Cryptocurrency exchanges based in the UK are “low risk” in terms of money laundering and terrorist financing activities, according to a report by the Financial Action Task Force (FATF).
The report concludes that although there is an “emerging risk”, there is not enough evidence to suggest that money laundering is being facilitated through cryptocurrency exchanges.
The FATF has asked the UK authorities to tackle the issues of money laundering and financing of global terrorism within the crypto space and elsewhere.
The regulator asked the UK to “continue to develop an understanding of emerging risks (such as virtual currencies) and intelligence gaps, and take appropriate action.”

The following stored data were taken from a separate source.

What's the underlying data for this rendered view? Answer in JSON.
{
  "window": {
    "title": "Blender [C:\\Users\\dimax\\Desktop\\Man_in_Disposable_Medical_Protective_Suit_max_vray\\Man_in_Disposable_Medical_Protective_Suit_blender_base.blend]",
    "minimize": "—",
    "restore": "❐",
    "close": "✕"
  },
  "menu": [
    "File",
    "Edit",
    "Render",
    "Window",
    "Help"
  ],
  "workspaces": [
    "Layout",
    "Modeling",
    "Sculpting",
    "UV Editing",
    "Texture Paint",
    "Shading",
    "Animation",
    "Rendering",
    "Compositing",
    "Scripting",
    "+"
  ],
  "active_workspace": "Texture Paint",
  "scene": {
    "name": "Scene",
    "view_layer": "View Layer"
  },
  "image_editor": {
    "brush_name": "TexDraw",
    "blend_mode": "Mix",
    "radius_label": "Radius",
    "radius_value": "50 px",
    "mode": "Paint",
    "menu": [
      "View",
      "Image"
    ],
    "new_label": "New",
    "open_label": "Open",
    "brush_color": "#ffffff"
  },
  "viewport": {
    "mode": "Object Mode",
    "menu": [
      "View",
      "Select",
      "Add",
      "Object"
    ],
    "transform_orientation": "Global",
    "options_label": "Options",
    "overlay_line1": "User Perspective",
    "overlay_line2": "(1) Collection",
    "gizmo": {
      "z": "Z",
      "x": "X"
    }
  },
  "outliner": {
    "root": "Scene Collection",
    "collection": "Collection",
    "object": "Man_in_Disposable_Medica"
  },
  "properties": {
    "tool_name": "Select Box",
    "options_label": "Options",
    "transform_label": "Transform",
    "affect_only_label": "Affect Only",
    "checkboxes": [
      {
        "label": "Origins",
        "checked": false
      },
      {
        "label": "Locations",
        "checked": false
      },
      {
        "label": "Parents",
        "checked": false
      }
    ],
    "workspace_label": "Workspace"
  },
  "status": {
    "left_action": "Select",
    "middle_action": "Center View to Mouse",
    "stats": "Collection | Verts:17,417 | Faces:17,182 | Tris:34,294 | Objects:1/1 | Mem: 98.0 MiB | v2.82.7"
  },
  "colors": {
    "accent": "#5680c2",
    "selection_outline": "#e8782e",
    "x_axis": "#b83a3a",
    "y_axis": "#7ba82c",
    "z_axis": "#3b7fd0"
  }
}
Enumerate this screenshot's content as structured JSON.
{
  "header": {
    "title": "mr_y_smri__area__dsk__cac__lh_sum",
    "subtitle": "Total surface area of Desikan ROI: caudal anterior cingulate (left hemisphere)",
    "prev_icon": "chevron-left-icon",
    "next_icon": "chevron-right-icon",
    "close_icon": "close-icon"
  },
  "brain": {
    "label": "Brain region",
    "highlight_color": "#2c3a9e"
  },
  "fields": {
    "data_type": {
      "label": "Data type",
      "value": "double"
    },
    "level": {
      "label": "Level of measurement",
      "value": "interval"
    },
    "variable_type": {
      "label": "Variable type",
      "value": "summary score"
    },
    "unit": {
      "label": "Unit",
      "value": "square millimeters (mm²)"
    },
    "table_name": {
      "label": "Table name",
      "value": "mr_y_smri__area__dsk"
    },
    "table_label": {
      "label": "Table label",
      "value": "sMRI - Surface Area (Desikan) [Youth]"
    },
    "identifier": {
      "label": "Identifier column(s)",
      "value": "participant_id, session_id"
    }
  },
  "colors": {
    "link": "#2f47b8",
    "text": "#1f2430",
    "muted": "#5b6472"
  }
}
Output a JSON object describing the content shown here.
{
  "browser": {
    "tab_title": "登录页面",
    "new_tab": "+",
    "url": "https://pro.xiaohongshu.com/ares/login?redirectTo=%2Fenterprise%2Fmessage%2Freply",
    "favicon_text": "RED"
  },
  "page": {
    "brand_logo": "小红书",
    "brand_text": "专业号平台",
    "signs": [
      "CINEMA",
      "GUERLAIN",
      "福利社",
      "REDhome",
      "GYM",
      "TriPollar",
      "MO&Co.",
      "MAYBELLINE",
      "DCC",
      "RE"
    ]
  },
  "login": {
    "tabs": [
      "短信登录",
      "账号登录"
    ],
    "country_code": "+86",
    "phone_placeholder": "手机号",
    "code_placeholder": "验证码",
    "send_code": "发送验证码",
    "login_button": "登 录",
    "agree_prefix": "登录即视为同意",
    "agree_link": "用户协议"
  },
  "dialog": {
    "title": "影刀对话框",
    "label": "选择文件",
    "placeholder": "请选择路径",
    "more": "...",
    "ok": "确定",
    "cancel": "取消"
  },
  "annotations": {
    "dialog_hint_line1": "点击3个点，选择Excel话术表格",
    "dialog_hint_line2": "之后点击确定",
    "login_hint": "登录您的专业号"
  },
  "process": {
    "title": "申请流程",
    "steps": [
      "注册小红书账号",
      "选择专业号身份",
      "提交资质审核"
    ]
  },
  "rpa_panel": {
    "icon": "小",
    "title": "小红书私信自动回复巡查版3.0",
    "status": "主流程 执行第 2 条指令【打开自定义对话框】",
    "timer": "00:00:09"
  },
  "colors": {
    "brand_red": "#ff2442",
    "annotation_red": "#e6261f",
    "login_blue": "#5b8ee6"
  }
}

According to the report, the UK has admitted that there are “inherent vulnerabilities” in relation to the anonymity of digital currencies.
Due to this, the UK are planning to regulate exchanges under its implementation of the EU’s fifth anti-money laundering directive, which will see exchange activities between fiat and crypto being monitored.
The FATF are expected to release a guidance for global cryptocurrency regulation in June 2019. The guide will outline how nations should govern cryptocurrency exchanges, digital wallet providers, and ICOs.
The planned guide comes after the issue of digital assets was discussed during last week’s G20 summit in Argentina. World leaders called for “international coordination” and reiterated their pledge to regulate digital assets.
“We will regulate crypto-assets for anti-money laundering and countering the financing of terrorism in line with FATF standards, and we will consider other responses as needed,” they said.